Царя била ледяная дрожь, озноб из брюшины подкатывал к горлу, в волосах ползали жадные мураши, казалось, насквозь прокусывали кожу. Он с трудом пересиливал дурноту, прислушивался к разговору. Рахманин перекатывал скулы, старался понять, шутит ли тесть, иль говорит правду.
– В магазин что ли ушла?
– Да нет... Приезжал в деревню из столицы Бергман или Бровман. Говорит, немец. Думаю, что яврей. Собирал старые песни. И я, дурак, пел, старался, думал заплатит... Да хер там.

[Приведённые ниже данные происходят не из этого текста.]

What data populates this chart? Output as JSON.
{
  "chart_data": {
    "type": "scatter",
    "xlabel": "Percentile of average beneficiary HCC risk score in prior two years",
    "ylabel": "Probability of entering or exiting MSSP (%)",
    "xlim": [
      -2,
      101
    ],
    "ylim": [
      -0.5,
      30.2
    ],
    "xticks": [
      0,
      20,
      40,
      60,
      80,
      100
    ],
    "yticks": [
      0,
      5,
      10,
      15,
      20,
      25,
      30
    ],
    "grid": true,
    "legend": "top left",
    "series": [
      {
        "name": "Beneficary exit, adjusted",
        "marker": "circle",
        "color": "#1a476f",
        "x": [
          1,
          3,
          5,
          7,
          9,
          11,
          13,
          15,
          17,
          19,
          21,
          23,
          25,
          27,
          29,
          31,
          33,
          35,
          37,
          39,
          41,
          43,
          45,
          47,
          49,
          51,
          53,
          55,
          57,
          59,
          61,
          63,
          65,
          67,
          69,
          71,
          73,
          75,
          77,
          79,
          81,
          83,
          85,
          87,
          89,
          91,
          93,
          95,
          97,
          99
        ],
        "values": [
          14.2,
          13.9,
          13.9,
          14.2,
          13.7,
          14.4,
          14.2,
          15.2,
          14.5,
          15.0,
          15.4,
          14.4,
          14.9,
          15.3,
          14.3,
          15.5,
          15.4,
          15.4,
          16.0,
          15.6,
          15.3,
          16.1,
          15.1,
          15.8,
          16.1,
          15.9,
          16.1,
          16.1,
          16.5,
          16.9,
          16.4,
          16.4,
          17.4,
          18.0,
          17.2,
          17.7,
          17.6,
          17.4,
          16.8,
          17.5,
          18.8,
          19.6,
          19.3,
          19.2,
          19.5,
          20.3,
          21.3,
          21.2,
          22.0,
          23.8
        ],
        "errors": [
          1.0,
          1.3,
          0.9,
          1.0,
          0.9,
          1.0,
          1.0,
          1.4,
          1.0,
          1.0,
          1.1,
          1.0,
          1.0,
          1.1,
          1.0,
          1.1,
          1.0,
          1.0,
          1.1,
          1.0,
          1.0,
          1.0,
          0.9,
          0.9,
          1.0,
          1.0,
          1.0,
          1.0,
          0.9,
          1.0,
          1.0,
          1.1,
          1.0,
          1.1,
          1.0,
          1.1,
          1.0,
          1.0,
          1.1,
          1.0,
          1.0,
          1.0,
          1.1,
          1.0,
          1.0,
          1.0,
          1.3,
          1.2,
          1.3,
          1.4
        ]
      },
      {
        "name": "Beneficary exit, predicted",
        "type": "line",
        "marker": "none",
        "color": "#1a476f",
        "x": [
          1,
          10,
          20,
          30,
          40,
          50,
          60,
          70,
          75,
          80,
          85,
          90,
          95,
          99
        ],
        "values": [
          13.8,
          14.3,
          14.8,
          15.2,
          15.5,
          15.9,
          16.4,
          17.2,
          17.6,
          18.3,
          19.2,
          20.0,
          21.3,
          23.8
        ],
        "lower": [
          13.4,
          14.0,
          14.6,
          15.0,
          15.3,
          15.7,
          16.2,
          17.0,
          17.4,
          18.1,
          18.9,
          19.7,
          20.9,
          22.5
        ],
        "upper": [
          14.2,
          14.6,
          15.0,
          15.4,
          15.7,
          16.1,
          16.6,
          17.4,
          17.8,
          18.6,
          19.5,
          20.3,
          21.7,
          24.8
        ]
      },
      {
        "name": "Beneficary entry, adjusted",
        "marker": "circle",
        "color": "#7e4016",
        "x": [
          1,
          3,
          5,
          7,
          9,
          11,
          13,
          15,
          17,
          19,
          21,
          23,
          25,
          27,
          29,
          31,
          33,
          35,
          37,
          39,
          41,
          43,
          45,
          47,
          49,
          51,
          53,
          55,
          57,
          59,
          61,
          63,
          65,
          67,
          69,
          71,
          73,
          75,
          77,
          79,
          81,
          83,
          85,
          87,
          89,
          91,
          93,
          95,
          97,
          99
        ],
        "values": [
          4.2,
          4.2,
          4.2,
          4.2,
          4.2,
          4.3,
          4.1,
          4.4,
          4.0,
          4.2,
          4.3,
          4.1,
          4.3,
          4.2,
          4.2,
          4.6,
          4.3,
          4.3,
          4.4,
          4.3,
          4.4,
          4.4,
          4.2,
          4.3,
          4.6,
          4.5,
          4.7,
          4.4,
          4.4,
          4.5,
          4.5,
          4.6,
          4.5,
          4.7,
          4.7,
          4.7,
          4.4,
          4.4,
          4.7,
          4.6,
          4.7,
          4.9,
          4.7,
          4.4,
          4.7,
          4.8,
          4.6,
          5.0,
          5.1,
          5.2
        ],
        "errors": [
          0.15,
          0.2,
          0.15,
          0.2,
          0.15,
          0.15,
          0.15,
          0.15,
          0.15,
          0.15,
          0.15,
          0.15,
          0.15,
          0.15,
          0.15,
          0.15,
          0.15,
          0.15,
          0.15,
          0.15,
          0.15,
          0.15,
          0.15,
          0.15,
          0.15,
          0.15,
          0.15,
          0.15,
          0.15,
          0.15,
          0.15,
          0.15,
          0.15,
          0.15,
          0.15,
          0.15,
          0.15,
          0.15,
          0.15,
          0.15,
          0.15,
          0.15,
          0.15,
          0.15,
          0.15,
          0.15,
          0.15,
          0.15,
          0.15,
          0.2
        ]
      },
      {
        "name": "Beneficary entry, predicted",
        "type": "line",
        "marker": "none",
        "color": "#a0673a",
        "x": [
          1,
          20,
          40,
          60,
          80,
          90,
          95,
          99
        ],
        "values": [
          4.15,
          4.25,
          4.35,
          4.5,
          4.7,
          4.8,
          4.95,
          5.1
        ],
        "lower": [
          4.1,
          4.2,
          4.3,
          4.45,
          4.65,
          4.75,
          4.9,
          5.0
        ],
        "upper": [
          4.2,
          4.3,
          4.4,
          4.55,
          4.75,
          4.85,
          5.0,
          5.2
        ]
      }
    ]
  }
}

Они копейку считать умеют... Потом отправились по избам, и где-то стакнулись... Юра, Юра, профукал бабу.
– И давно?
Пиросмани задумался, потом стал считать, загибая пальцы.
– С утра на пятый день пошло. Моя-то дура, бывало такочки же. Сбежалась с Электроном Андреевичем, под мышку ковёр хвать – и на самолёт. В голове ветер, в норке дым. Теперь звонит, назад просится, а я ей дулю. Говорю: не вздумай приезжать, башку отсажу.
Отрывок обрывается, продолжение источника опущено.